Dalih KPU Larang Eks Koruptor di Pilkada: Belajar dari Kasus Kudus
Ketua KPU Arief Budiman (kanan) dan Komisioner KPU Evi Novida Ginting Manik (tengah) dan Ilham Saputra (kiri) mengikuti rapat dengar pendapat dengan Komisi II DPR di Kompleks Parlemen, Senayan, Jakarta, Senin (4/11/2019). ANTARA FOTO/Dhemas Reviyanto/aww.

tirto.id - Komisioner Komisi Pemilihan Umum (KPU) RI Evi Novida Ginting Manik buka suara terkait pelarangan mantan napi korupsi mencalonkan diri di pemilihan kepala daerah serentak 2020. Ia mengatakan hal ini belajar dari kasus Kudus, Jawa Tengah dan Tulungangung, Jawa Timur.

Menurut Evi, kasus yang terjadi di Kudus adalah mantan napi korupsi mencalonkan diri dan kemudian terpilih.
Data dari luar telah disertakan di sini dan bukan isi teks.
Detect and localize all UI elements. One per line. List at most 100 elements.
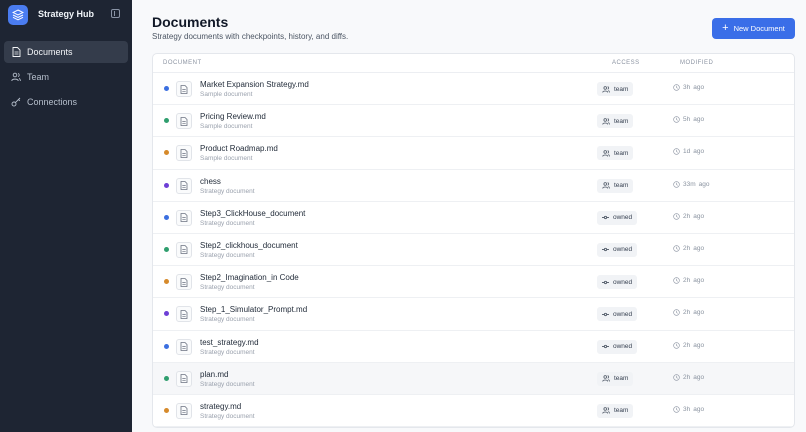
- new-document-label: New Document: [733, 24, 785, 33]
- status-dot: [164, 182, 169, 188]
- table-row[interactable]: Market Expansion Strategy.md Sample docum…: [153, 73, 794, 106]
- column-header-document: DOCUMENT: [163, 60, 202, 66]
- access-label: team: [614, 117, 629, 125]
- document-name[interactable]: Product Roadmap.md: [200, 144, 278, 153]
- modified-value: 5h: [683, 116, 691, 124]
- document-type: Strategy document: [200, 380, 255, 388]
- document-icon: [176, 177, 192, 194]
- team-icon: [602, 117, 610, 125]
- team-icon: [602, 375, 610, 382]
- modified-value: 3h: [683, 84, 691, 91]
- modified-value: 1d: [683, 148, 691, 156]
- status-dot: [164, 118, 169, 124]
- document-name[interactable]: plan.md: [200, 370, 228, 379]
- table-row[interactable]: Step2_clickhous_document Strategy documen…: [153, 234, 794, 267]
- modified-suffix: ago: [693, 277, 705, 285]
- column-header-access: ACCESS: [612, 60, 640, 66]
- document-name[interactable]: Step3_ClickHouse_document: [200, 209, 305, 218]
- new-document-button[interactable]: + New Document: [712, 18, 795, 39]
- modified-suffix: ago: [693, 148, 705, 156]
- modified-value: 33m: [683, 180, 696, 188]
- owned-icon: [602, 215, 609, 220]
- sidebar: Strategy Hub Documents Team Connections: [0, 0, 132, 432]
- access-label: owned: [613, 214, 633, 222]
- clock-icon: [673, 277, 680, 284]
- modified-value: 2h: [683, 244, 691, 252]
- sidebar-nav: Documents Team Connections: [0, 41, 132, 113]
- sidebar-item-documents[interactable]: Documents: [4, 41, 128, 63]
- document-name[interactable]: Step2_Imagination_in Code: [200, 273, 299, 282]
- document-name[interactable]: Pricing Review.md: [200, 112, 266, 121]
- document-name[interactable]: test_strategy.md: [200, 338, 259, 347]
- modified-suffix: ago: [698, 180, 710, 188]
- document-type: Strategy document: [200, 219, 255, 227]
- access-badge: owned: [597, 339, 638, 354]
- modified-time: 3h ago: [673, 84, 704, 91]
- clock-icon: [673, 309, 680, 317]
- table-row[interactable]: test_strategy.md Strategy document owned 2h…: [153, 331, 794, 363]
- clock-icon: [673, 406, 680, 413]
- document-icon: [176, 370, 192, 387]
- sidebar-item-label: Connections: [27, 97, 78, 107]
- owned-icon: [602, 247, 609, 252]
- document-type: Strategy document: [200, 348, 255, 356]
- modified-suffix: ago: [693, 84, 705, 91]
- sidebar-item-team[interactable]: Team: [4, 66, 128, 88]
- document-type: Strategy document: [200, 316, 255, 324]
- modified-value: 2h: [683, 277, 691, 285]
- document-type: Sample document: [200, 123, 253, 131]
- sidebar-item-connections[interactable]: Connections: [4, 91, 128, 113]
- document-name[interactable]: strategy.md: [200, 402, 241, 411]
- document-icon: [176, 113, 192, 130]
- team-icon: [602, 150, 610, 157]
- page-title: Documents: [152, 14, 229, 30]
- modified-time: 3h ago: [673, 406, 704, 413]
- access-badge: team: [597, 114, 634, 129]
- document-type: Sample document: [200, 91, 253, 98]
- modified-time: 2h ago: [673, 342, 704, 349]
- modified-value: 2h: [683, 212, 691, 220]
- sidebar-item-label: Documents: [27, 47, 73, 57]
- document-type: Strategy document: [200, 412, 255, 420]
- page-subtitle: Strategy documents with checkpoints, his…: [152, 32, 349, 41]
- modified-value: 2h: [683, 373, 691, 381]
- clock-icon: [673, 180, 680, 188]
- modified-time: 1d ago: [673, 148, 704, 155]
- status-dot: [164, 246, 169, 252]
- document-name[interactable]: Step2_clickhous_document: [200, 241, 298, 250]
- document-type: Strategy document: [200, 284, 255, 292]
- modified-value: 2h: [683, 309, 691, 317]
- clock-icon: [673, 148, 680, 156]
- status-dot: [164, 279, 169, 285]
- table-row[interactable]: Product Roadmap.md Sample document team 1d a…: [153, 137, 794, 170]
- modified-suffix: ago: [693, 341, 705, 349]
- documents-table: DOCUMENT ACCESS MODIFIED Market Expansio…: [152, 53, 795, 428]
- access-badge: team: [597, 403, 634, 418]
- table-row[interactable]: strategy.md Strategy document team 3h ago: [153, 395, 794, 427]
- sidebar-toggle-icon[interactable]: [111, 9, 120, 18]
- document-name[interactable]: Market Expansion Strategy.md: [200, 80, 309, 89]
- document-type: Strategy document: [200, 187, 255, 195]
- team-icon: [602, 85, 610, 93]
- status-dot: [164, 375, 169, 381]
- status-dot: [164, 407, 169, 413]
- document-name[interactable]: Step_1_Simulator_Prompt.md: [200, 305, 307, 314]
- access-label: team: [614, 407, 629, 415]
- app-name: Strategy Hub: [38, 9, 95, 19]
- table-row[interactable]: Step2_Imagination_in Code Strategy docume…: [153, 266, 794, 299]
- table-row[interactable]: Step_1_Simulator_Prompt.md Strategy docum…: [153, 298, 794, 331]
- column-header-modified: MODIFIED: [680, 60, 714, 66]
- access-badge: owned: [597, 242, 638, 257]
- table-row[interactable]: chess Strategy document team 33m ago: [153, 170, 794, 202]
- table-row[interactable]: Pricing Review.md Sample document team 5h ag…: [153, 105, 794, 138]
- modified-suffix: ago: [693, 405, 705, 413]
- layers-icon[interactable]: [8, 4, 28, 25]
- access-badge: team: [597, 146, 634, 161]
- access-badge: owned: [597, 307, 638, 322]
- modified-value: 2h: [683, 341, 691, 349]
- table-row[interactable]: Step3_ClickHouse_document Strategy docume…: [153, 202, 794, 234]
- modified-suffix: ago: [693, 244, 705, 252]
- team-icon: [602, 407, 610, 414]
- table-row[interactable]: plan.md Strategy document team 2h ago: [153, 362, 794, 395]
- document-name[interactable]: chess: [200, 177, 221, 186]
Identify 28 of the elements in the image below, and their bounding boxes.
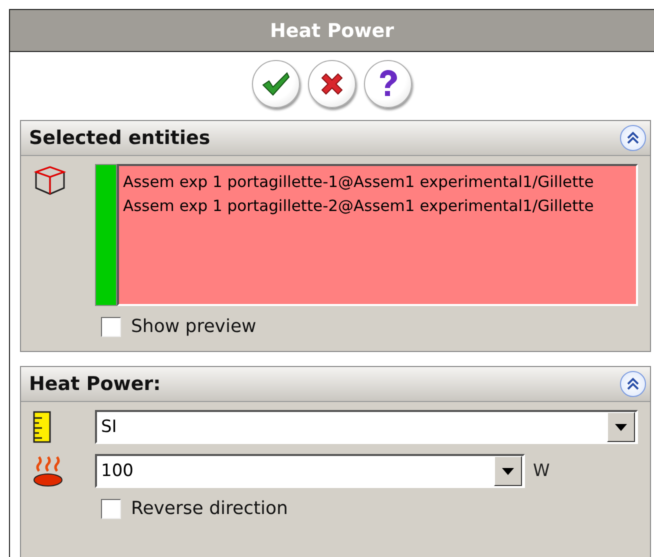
panel-title: Heat Power: [29, 373, 161, 395]
help-button[interactable] [364, 60, 412, 108]
ok-button[interactable] [252, 60, 300, 108]
chevron-icon [626, 131, 640, 145]
collapse-button[interactable] [620, 371, 646, 397]
checkbox[interactable] [101, 316, 121, 336]
unit-system-dropdown[interactable]: SI [95, 410, 638, 444]
panel-title: Selected entities [29, 127, 210, 149]
caret-icon [615, 424, 627, 430]
power-value-field[interactable]: 100 [95, 454, 525, 488]
checkmark-icon [261, 71, 291, 97]
help-icon [377, 69, 399, 99]
checkbox-label: Reverse direction [131, 498, 288, 519]
unit-label: W [533, 461, 550, 481]
heat-source-icon [33, 455, 63, 487]
list-item[interactable]: Assem exp 1 portagillette-2@Assem1 experimental1/Gillette [123, 194, 632, 218]
list-item[interactable]: Assem exp 1 portagillette-1@Assem1 experimental1/Gillette [123, 170, 632, 194]
checkbox[interactable] [101, 498, 121, 518]
chevron-icon [626, 377, 640, 391]
cancel-button[interactable] [308, 60, 356, 108]
selection-list[interactable]: Assem exp 1 portagillette-1@Assem1 experimental1/Gillette Assem exp 1 portagillette-2@Assem1 experimental1/Gillette [117, 164, 638, 306]
window-title: Heat Power [270, 20, 394, 42]
cube-icon [33, 164, 67, 196]
close-icon [319, 71, 345, 97]
checkbox-label: Show preview [131, 316, 256, 337]
collapse-button[interactable] [620, 125, 646, 151]
caret-icon [502, 468, 514, 474]
ruler-icon [33, 411, 51, 443]
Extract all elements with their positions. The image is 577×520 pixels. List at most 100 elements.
Namun, setelah dilantik ia justru melakukan tindakan serupa: menerima suap.

Kasus yang dimaksud Evi adalah operasi tangkap tangan (OTT) yang dilakukan KPK terhadap Muhammad Tamzil (Bupati Kudus) pada 26 Juli 2019. Tamzil sebelumnya pernah menjejakkan kaki di lubang yang sama, saat Tamzil sebagai Bupati Kudus 2003-2008.

Saat itu, Tamzil melakukan korupsi dana bantuan sarana dan prasarana pendidikan Kabupaten Kudus tahun anggaran 2004-2005. Namun, perkara itu baru ditangani Kejaksaan Negeri (Kejari) Kudus pada 2014.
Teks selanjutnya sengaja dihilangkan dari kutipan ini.